Genre: Action-Adventure/Spy
Thriller
Description:
A petite twenty-something tomboy with an unconventional upbringing and
a yearning for adventure, Alexis Stanton is bored with her life. So she quits
her job and starts the search for something more exciting. A strange and
ambiguous help wanted ad might be the answer. Then again, it might be more than
she bargained for.
Author:
Author J.C. Phelps has written three books in The Alex Stanton
Chronicles (Color Me Grey is the
first). She lives and writes in South Dakota. For more visit her blog.
Appraisal:
I started reading Color Me Grey
late one night as I was supposed to be falling asleep. This was a mistake. I
liked the character of Alexis immediately. Despite her unconventional and
privileged upbringing (which could easily have had the opposite effect) she had
an attitude and style I loved. She has a passion to experience life that most
of us lack. She is always thirsting for knowledge, a quality very few people
have. One thing that really stuck with me, since it hit close to home, was when
Alexis said:
Reading
is a habit of mine, not a hobby, but a habit. It seems I just can’t get enough.
I will read anything.
Perhaps some of you can relate. I know I did.

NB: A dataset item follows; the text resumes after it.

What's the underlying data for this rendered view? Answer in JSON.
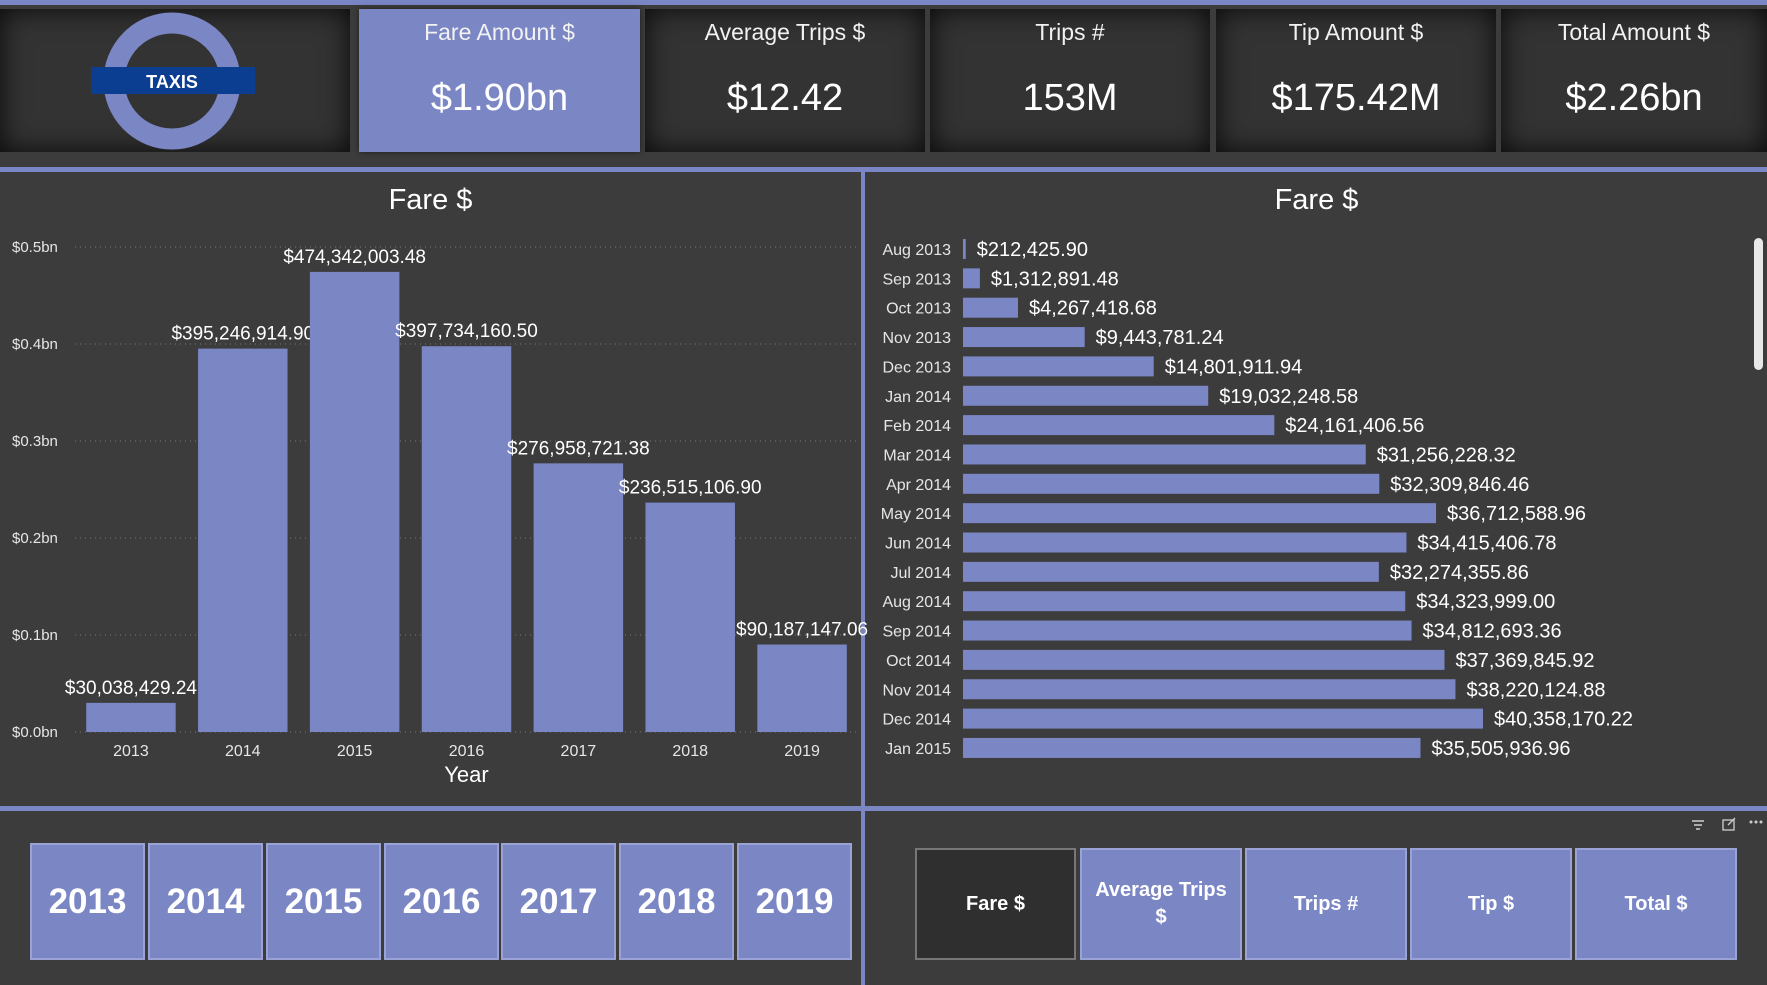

The characters, including Alexis, are “larger than life.” Their
adventures are beyond what you’d expect from real life, yet aren’t as
over-the-top as you might find in a James Bond type novel.

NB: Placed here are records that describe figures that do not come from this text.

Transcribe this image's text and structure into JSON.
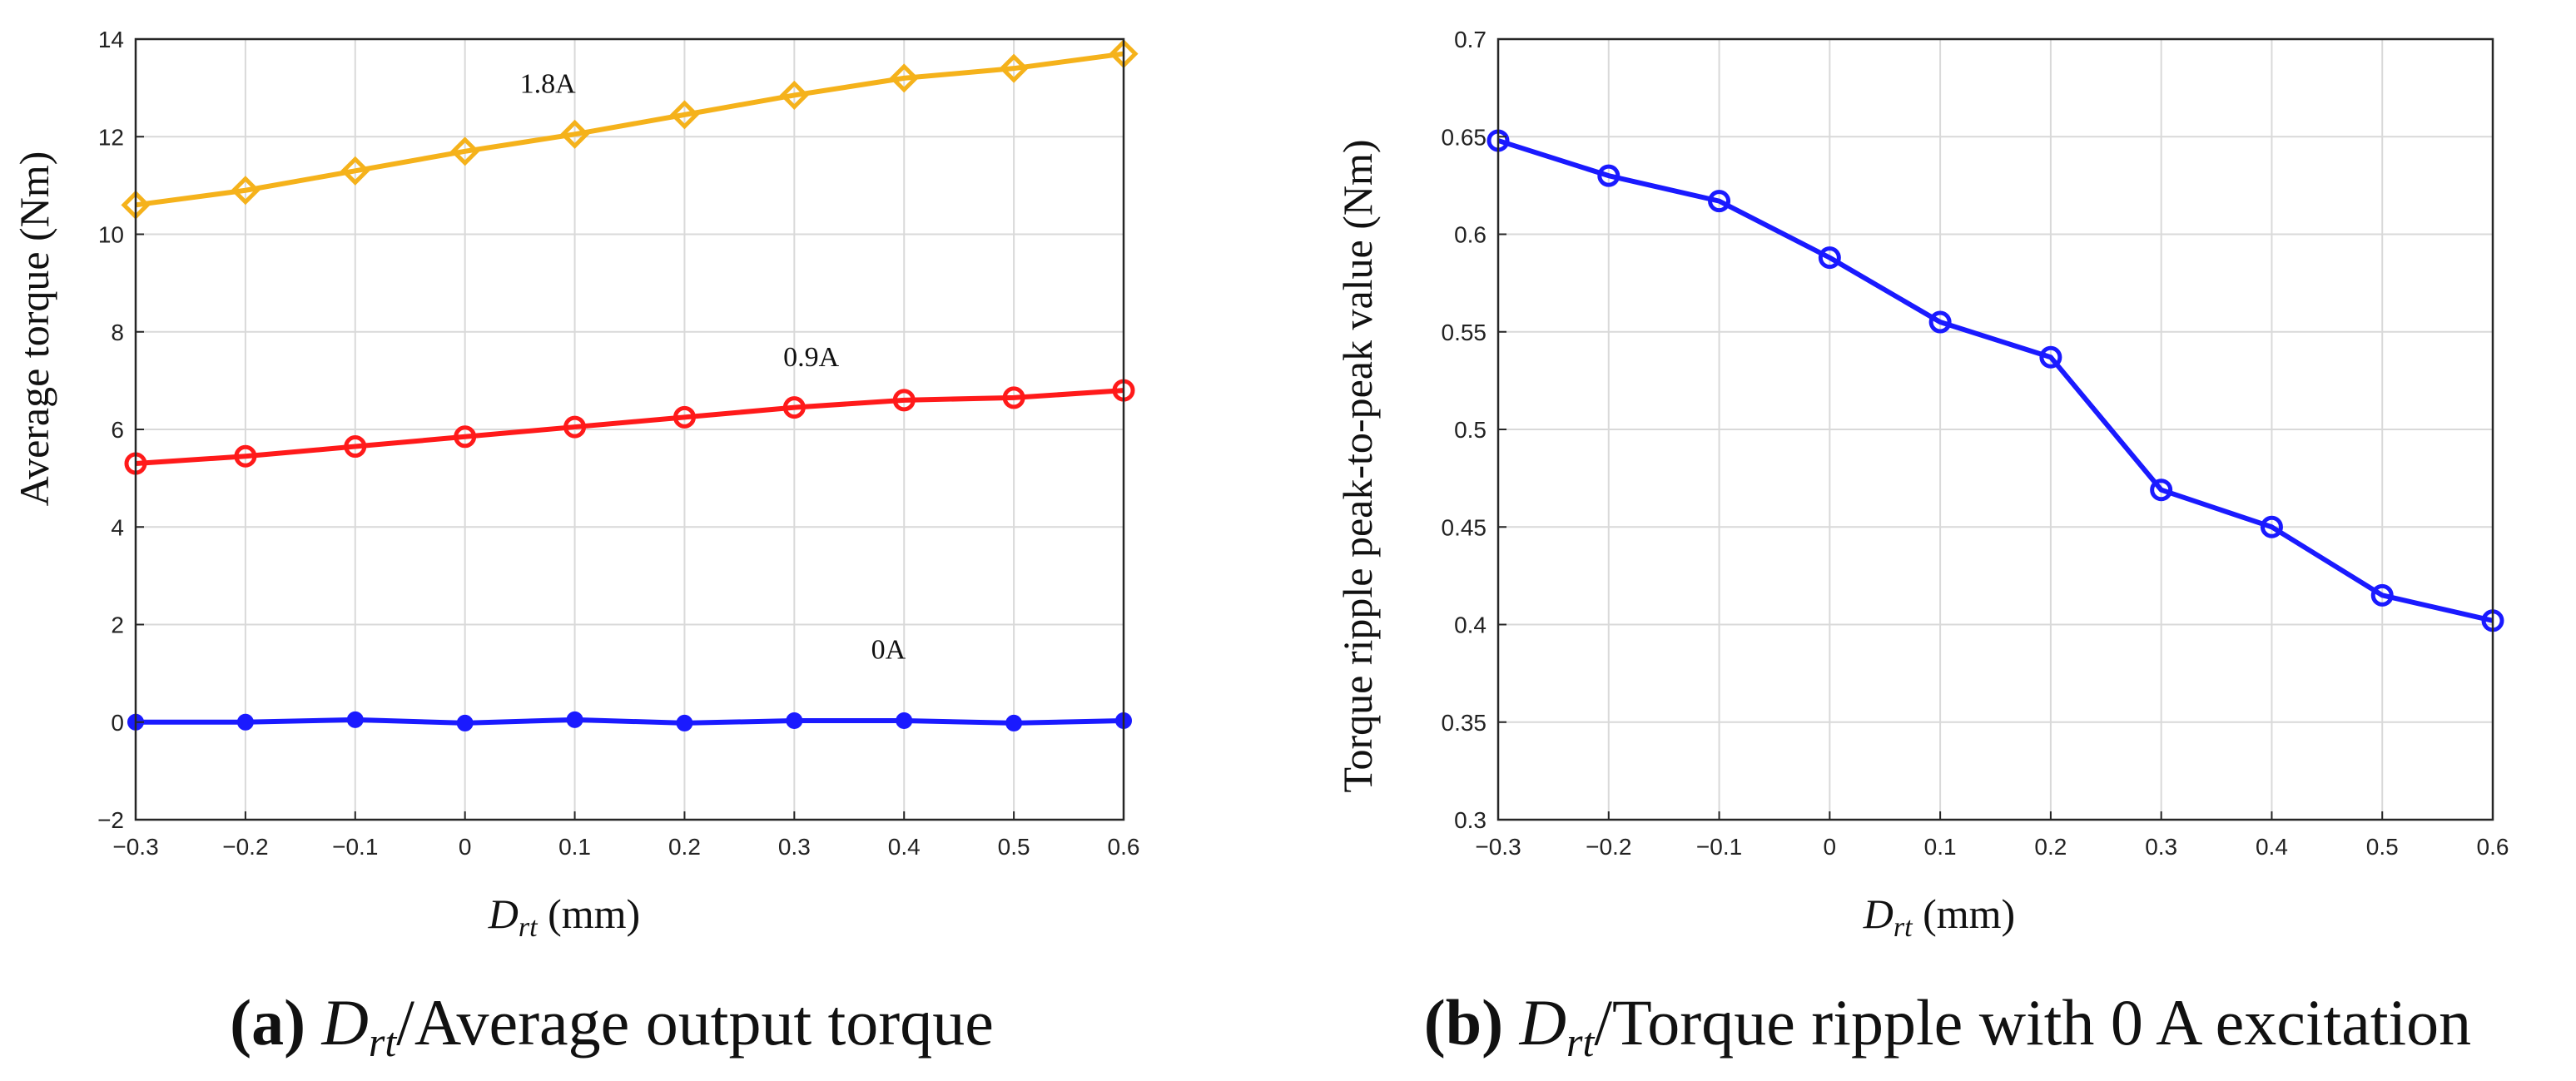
{
  "chart_data": [
    {
      "type": "line",
      "panel": "a",
      "x": [
        -0.3,
        -0.2,
        -0.1,
        0,
        0.1,
        0.2,
        0.3,
        0.4,
        0.5,
        0.6
      ],
      "xtick_labels": [
        "−0.3",
        "−0.2",
        "−0.1",
        "0",
        "0.1",
        "0.2",
        "0.3",
        "0.4",
        "0.5",
        "0.6"
      ],
      "yticks": [
        -2,
        0,
        2,
        4,
        6,
        8,
        10,
        12,
        14
      ],
      "ytick_labels": [
        "−2",
        "0",
        "2",
        "4",
        "6",
        "8",
        "10",
        "12",
        "14"
      ],
      "xlim": [
        -0.3,
        0.6
      ],
      "ylim": [
        -2,
        14
      ],
      "grid": true,
      "xlabel_main": "D",
      "xlabel_sub": "rt",
      "xlabel_unit": " (mm)",
      "ylabel": "Average torque (Nm)",
      "series": [
        {
          "name": "1.8A",
          "color": "#f5b21b",
          "marker": "diamond",
          "values": [
            10.6,
            10.9,
            11.3,
            11.7,
            12.05,
            12.45,
            12.85,
            13.2,
            13.4,
            13.7
          ]
        },
        {
          "name": "0.9A",
          "color": "#ff1a1a",
          "marker": "circle",
          "values": [
            5.3,
            5.45,
            5.65,
            5.85,
            6.05,
            6.25,
            6.45,
            6.6,
            6.65,
            6.8
          ]
        },
        {
          "name": "0A",
          "color": "#1a1aff",
          "marker": "dot",
          "values": [
            0,
            0,
            0.05,
            -0.02,
            0.05,
            -0.02,
            0.03,
            0.03,
            -0.02,
            0.03
          ]
        }
      ],
      "annotations": [
        {
          "text": "1.8A",
          "x": 0.05,
          "y": 12.9
        },
        {
          "text": "0.9A",
          "x": 0.29,
          "y": 7.3
        },
        {
          "text": "0A",
          "x": 0.37,
          "y": 1.3
        }
      ],
      "caption_label": "(a)",
      "caption_main": "D",
      "caption_sub": "rt",
      "caption_text": "/Average output torque"
    },
    {
      "type": "line",
      "panel": "b",
      "x": [
        -0.3,
        -0.2,
        -0.1,
        0,
        0.1,
        0.2,
        0.3,
        0.4,
        0.5,
        0.6
      ],
      "xtick_labels": [
        "−0.3",
        "−0.2",
        "−0.1",
        "0",
        "0.1",
        "0.2",
        "0.3",
        "0.4",
        "0.5",
        "0.6"
      ],
      "yticks": [
        0.3,
        0.35,
        0.4,
        0.45,
        0.5,
        0.55,
        0.6,
        0.65,
        0.7
      ],
      "ytick_labels": [
        "0.3",
        "0.35",
        "0.4",
        "0.45",
        "0.5",
        "0.55",
        "0.6",
        "0.65",
        "0.7"
      ],
      "xlim": [
        -0.3,
        0.6
      ],
      "ylim": [
        0.3,
        0.7
      ],
      "grid": true,
      "xlabel_main": "D",
      "xlabel_sub": "rt",
      "xlabel_unit": " (mm)",
      "ylabel": "Torque ripple  peak-to-peak value (Nm)",
      "series": [
        {
          "name": "0A",
          "color": "#1a1aff",
          "marker": "circle",
          "values": [
            0.648,
            0.63,
            0.617,
            0.588,
            0.555,
            0.537,
            0.469,
            0.45,
            0.415,
            0.402
          ]
        }
      ],
      "annotations": [],
      "caption_label": "(b)",
      "caption_main": "D",
      "caption_sub": "rt",
      "caption_text": "/Torque ripple with 0 A excitation"
    }
  ]
}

If this sort of adventure-thriller is your sort of read, Color Me Grey might be the perfect read,
although Alexis is a different kind of hero than you might have experienced
before.
The only caution I have is Phelps writing style, at least in this
book, is very narrative driven. One friend described it as
stream-of-consciousness, although I’m not sure that description is quite right.
But if you’re looking for lots of dialog, you won’t find it, if for no other
reason than many of the characters tend to be close-lipped, letting their
actions talk for them. If you’re not sure, read the sample. If your reaction is
anything like mine, that will be more than enough to hook you. Just don’t start
reading if you should be sleeping, or risk paying the consequences the next
morning as I did.
Format/Typo
Issues:
A small number of typos that should not affect your reading enjoyment.
Rating:
***** Five Stars
Reviewed
by: BigAl
Approximate
word count: 75-80,000 words
2 comments:
Happy New Year, Al et al (!)
I see many reviews on the UK Amazon site for this book now. It has obviously piqued the interest of a lot of readers over here. When did you first review it, Al?
F Y I: not sure how it's sitting on Amazon US, but in the UK it is free to download, which means you can't, actually, have a sample. (Boo!)
Do fellow Brits know that you can now give Kindle books as gifts? Finally, we have caught up with AmazonUS in this respect. Hopefully the rest of the things we can't do on Kindle which they can will come to us over the next year or so too. It's about time!
It looks like we originally ran this review in March of 2011, Judi. That would have been in the first two months of Books and Pals existence. (We started the last week of January, 2011.)